3.7.3 Wijziging naar wonen
Burgemeester en wethouders kunnen de bestemming van de gronden ter plaatse van de aanduiding 'bouwvlak' wijzigen in Wonen waarbij na bedrijfsbeëindiging de verbouw van een voormalige bedrijfswoning of (woon)boerderij voor wonen kan worden toegestaan; tevens kan daarbij woningsplitsing worden toegestaan. Een en ander mits wordt voldaan aan de volgende voorwaarden:
- agrarisch hergebruik is redelijkerwijs niet mogelijk;
- woningsplitsing is uitsluitend toegestaan bij cultuurhistorisch waardevolle panden ter plaatse van de aanduiding 'cultuurhistorische waarden' en beeldbepalende boerderijen en indien de inhoud van het hoofdgebouw vóór splitsing minimaal 1000 m3 bedraagt;
- bij woningsplitsing mag in maximaal 2 woningen worden gesplitst;
- woningsplitsing is uitsluitend toegestaan indien de splitsing mede is gericht op het behoud of herstel van deze cultuurhistorische bebouwing;
- de bebouwde oppervlakte van de voormalige bedrijfswoning of (woon)boerderij (inclusief de inpandige stal / het inpandig deel) mag niet worden vergroot;
- de agrarische verschijningsvorm van de voormalige boerderij mag niet worden aangetast;
- de bestaande situering van de bebouwing mag niet worden gewijzigd;
- de bebouwde oppervlakte van de vrijstaande bijgebouwen mag niet meer bedragen dan 80 m2 per woning.
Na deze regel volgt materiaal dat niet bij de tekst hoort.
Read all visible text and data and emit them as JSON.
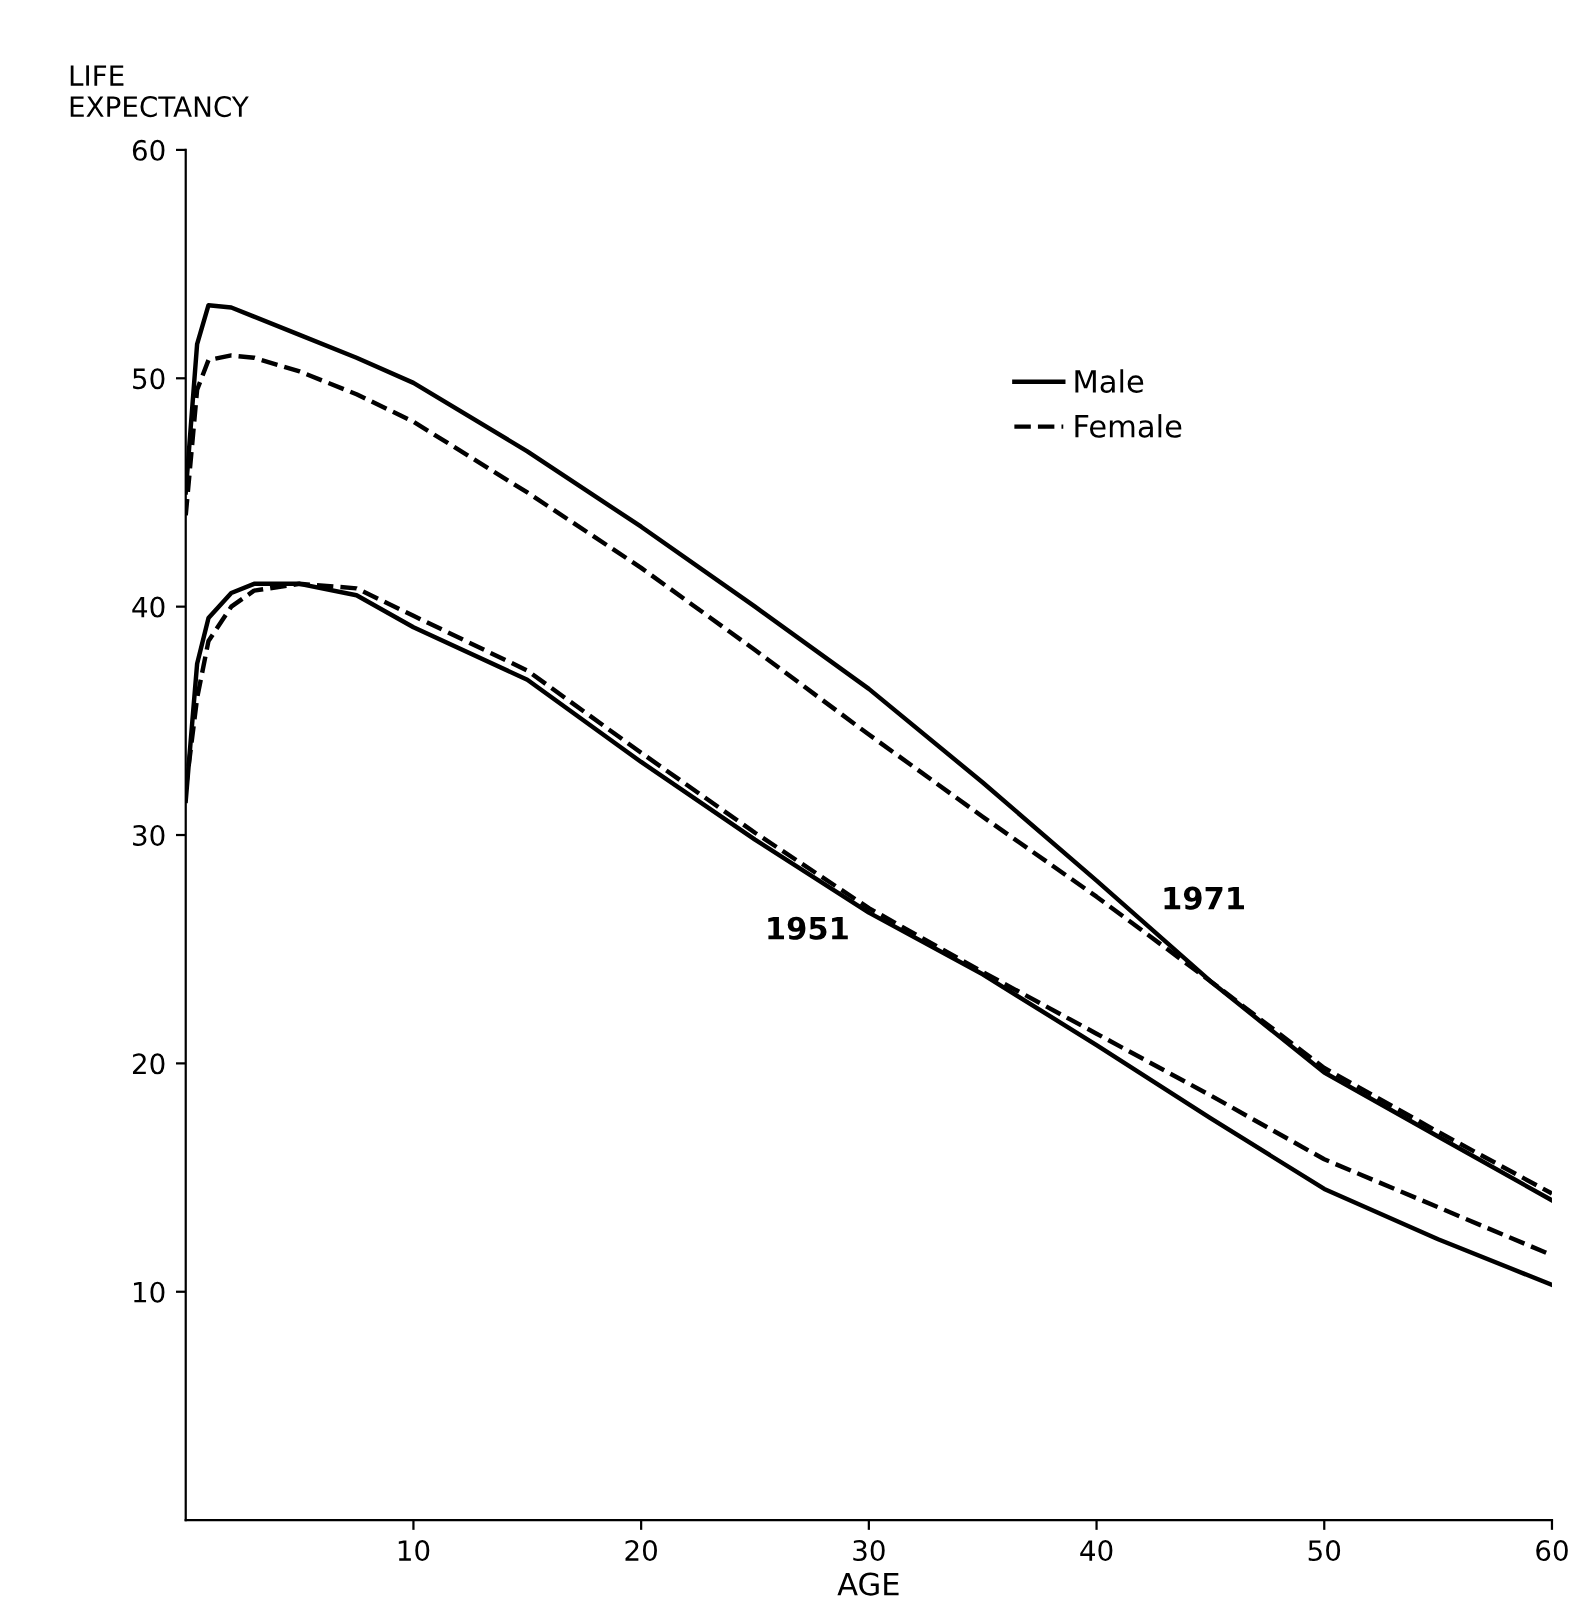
{
  "chart_data": {
    "type": "line",
    "xlabel": "AGE",
    "ylabel": "LIFE\nEXPECTANCY",
    "xlim": [
      0,
      60
    ],
    "ylim": [
      0,
      60
    ],
    "xticks": [
      10,
      20,
      30,
      40,
      50,
      60
    ],
    "yticks": [
      10,
      20,
      30,
      40,
      50,
      60
    ],
    "x": [
      0,
      0.5,
      1,
      2,
      3,
      5,
      7.5,
      10,
      15,
      20,
      25,
      30,
      35,
      40,
      45,
      50,
      55,
      60
    ],
    "series": [
      {
        "name": "Male",
        "color": "#000000",
        "line_style": "solid",
        "values": [
          45,
          51.5,
          53.2,
          53.1,
          52.7,
          51.9,
          50.9,
          49.8,
          46.8,
          43.5,
          40.0,
          36.4,
          32.3,
          28.0,
          23.6,
          19.6,
          16.8,
          14.0
        ]
      },
      {
        "name": "Female",
        "color": "#000000",
        "line_style": "dashed",
        "values": [
          44,
          49.5,
          50.8,
          51.0,
          50.9,
          50.3,
          49.3,
          48.1,
          45.0,
          41.7,
          38.1,
          34.4,
          30.8,
          27.3,
          23.6,
          19.8,
          17.0,
          14.3
        ]
      },
      {
        "color": "#000000",
        "line_style": "solid",
        "values": [
          31.5,
          37.5,
          39.5,
          40.6,
          41.0,
          41.0,
          40.5,
          39.1,
          36.8,
          33.2,
          29.8,
          26.6,
          23.9,
          20.8,
          17.6,
          14.5,
          12.3,
          10.3
        ]
      },
      {
        "color": "#000000",
        "line_style": "dashed",
        "values": [
          32,
          36,
          38.5,
          40.0,
          40.7,
          41.0,
          40.8,
          39.6,
          37.2,
          33.6,
          30.1,
          26.8,
          24.0,
          21.3,
          18.6,
          15.8,
          13.7,
          11.6
        ]
      }
    ],
    "annotations": [
      "1951",
      "1971"
    ],
    "legend": "top right",
    "grid": false,
    "marker": "none"
  }
}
Alle overige gebouwen dienen te worden gesloopt. De maximaal toegestane bebouwde oppervlakte kan worden vermeerderd. Hiervoor geldt het volgende:
- per aantal vierkante meters gesloopte oppervlakte is 25% extra bebouwde oppervlakte toegestaan. De reeds toegestane 80 m2 telt niet mee bij de berekening van het percentage;
- de in totaal toegestane bebouwde oppervlakte mag echter niet meer bedragen dan 200 m2;
- uit een onderzoek naar de bodemkwaliteit dient te blijken dat de bodem geschikt is voor de nieuwe functie;
- voldaan wordt aan de bepalingen bij of krachtens de Wet geluidhinder;
- er is sprake van een aanvaardbaar woon- en leefklimaat, onder andere voor het aspect geur indien sprake is van een geurgevoelig object;
- de verkeersaantrekkende werking dient te zijn afgestemd op de feitelijke ontsluitingssituatie;
- er is sprake van zuinig ruimtegebruik;
- er is sprake van een zorgvuldige landschappelijke inpassing;
- de uitbreiding gaat gepaard met een extra kwaliteitsverbetering van het buitengebied;
- het woon- en leefmilieu van de omgeving wordt niet onevenredig aangetast; dit betekent in ieder geval dat de gebruiksmogelijkheden van de aangrenzende percelen niet onevenredig mogen worden beperkt;
- qua grootte en ruimtebeslag is het passend op de locatie en in de omgeving;
- het mag niet leiden tot een onevenredige aantasting van de in 3.1 omschreven waarden.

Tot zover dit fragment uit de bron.